Guns make all sorts of things much more dangerous, right? Take the common human experience of depression. If you live in a state with huge numbers of guns, you run a far higher risk of suicide than people who live in states with fewer guns. The suicide statistics in this country elegantly track gun ownership. Check out Alaska, Wyoming, Montana.
You seem to be arguing that affection for Trump and the piling on of guns is a “symptom” of anger at elites who call all Republicans QAnon nuts and malign all gun-owners and make all white people feel ashamed of being white.
I know better than most – having spent my entire career in the field of the humanities at an east coast university – how obnoxious mindless radicalism can be, and how disdainful of ordinary Americans mindlessly radical elites can be. But I don’t see it as a massively meaningful cultural movement, I’m afraid. The other side has to deal with critical race theory; I have to deal with people from the other side calling me and people like me godless baby killers. So? I’m perfectly happy to fight cultural wars without trying to win them by killing people inside the United States Capitol.

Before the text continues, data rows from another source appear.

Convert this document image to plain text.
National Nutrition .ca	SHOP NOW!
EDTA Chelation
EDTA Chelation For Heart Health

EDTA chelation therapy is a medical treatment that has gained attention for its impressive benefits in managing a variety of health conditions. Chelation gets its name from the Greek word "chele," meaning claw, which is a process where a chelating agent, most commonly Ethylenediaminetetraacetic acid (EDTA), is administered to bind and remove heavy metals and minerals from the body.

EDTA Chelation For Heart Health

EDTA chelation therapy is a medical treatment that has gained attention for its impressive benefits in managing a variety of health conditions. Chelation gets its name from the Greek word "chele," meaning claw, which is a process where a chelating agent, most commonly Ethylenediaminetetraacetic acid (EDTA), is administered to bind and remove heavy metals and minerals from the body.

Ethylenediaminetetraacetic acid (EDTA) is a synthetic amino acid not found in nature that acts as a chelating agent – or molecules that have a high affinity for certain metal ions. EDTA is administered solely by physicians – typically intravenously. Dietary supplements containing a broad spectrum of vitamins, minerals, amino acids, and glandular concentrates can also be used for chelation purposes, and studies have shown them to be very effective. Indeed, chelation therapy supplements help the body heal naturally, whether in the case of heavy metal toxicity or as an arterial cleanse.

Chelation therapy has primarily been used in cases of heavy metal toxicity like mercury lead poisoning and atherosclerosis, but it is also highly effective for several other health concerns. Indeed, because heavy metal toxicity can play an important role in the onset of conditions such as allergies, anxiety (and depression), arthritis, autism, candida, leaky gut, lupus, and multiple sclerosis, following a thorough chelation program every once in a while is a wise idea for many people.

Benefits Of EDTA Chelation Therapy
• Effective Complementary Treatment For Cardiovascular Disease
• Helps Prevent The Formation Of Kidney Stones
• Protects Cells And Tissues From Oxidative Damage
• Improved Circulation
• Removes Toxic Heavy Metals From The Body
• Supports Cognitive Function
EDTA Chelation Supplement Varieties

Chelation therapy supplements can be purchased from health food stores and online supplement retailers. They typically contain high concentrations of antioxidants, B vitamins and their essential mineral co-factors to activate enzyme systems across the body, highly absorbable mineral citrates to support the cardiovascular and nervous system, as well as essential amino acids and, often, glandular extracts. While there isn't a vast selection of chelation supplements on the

February 14th, 2021 at 5:31PM
UD, mightn’t that super-dangerous war have more than three dimensions: patriot militias here, woke militias there, scared citizens, police and military, and then complicate things in the cities with ethnically-based drug lords squaring off and the police viewed more as armies of occupation than as protection for the scared citizens? That gets us way beyond cultural wars.
I suspect a spurious correlation in those states with suicides and gun ownership. That’s an occupational hazard in the social sciences, but easy enough to see why: sparsely settled states, principal industries are extractive or agricultural, law enforcement is a long way away, thus home defense is a thing, and the comfy or high status jobs are elsewhere. It’s gloomy six months or so out of each year. Thus the remaining population is selected for depression and drug use and despair. One could probably perform a similar analysis on parts of upstate New York, or of Wisconsin north of 29: the dachas for rich city folks in a few places, and a lot of towns where the ambitious kids have long ago fled.
I have less confidence in Trumpism as a symptom of more widespread abuse by people who think themselves better, but am not prepared to abandon it as a working hypothesis. That it’s easy enough to mock residents of the states you invoke is part of my case. Alaska? See Tina Fey and the Sarah Palin mocking. Montana and Wyoming? See the national 55 mph speed limit and references to “flyover country.”
We’re in agreement that occupying the national capitol isn’t the approach to take. Unfortunately, that’s not the way to get eyeballs, retweets, and likes these days.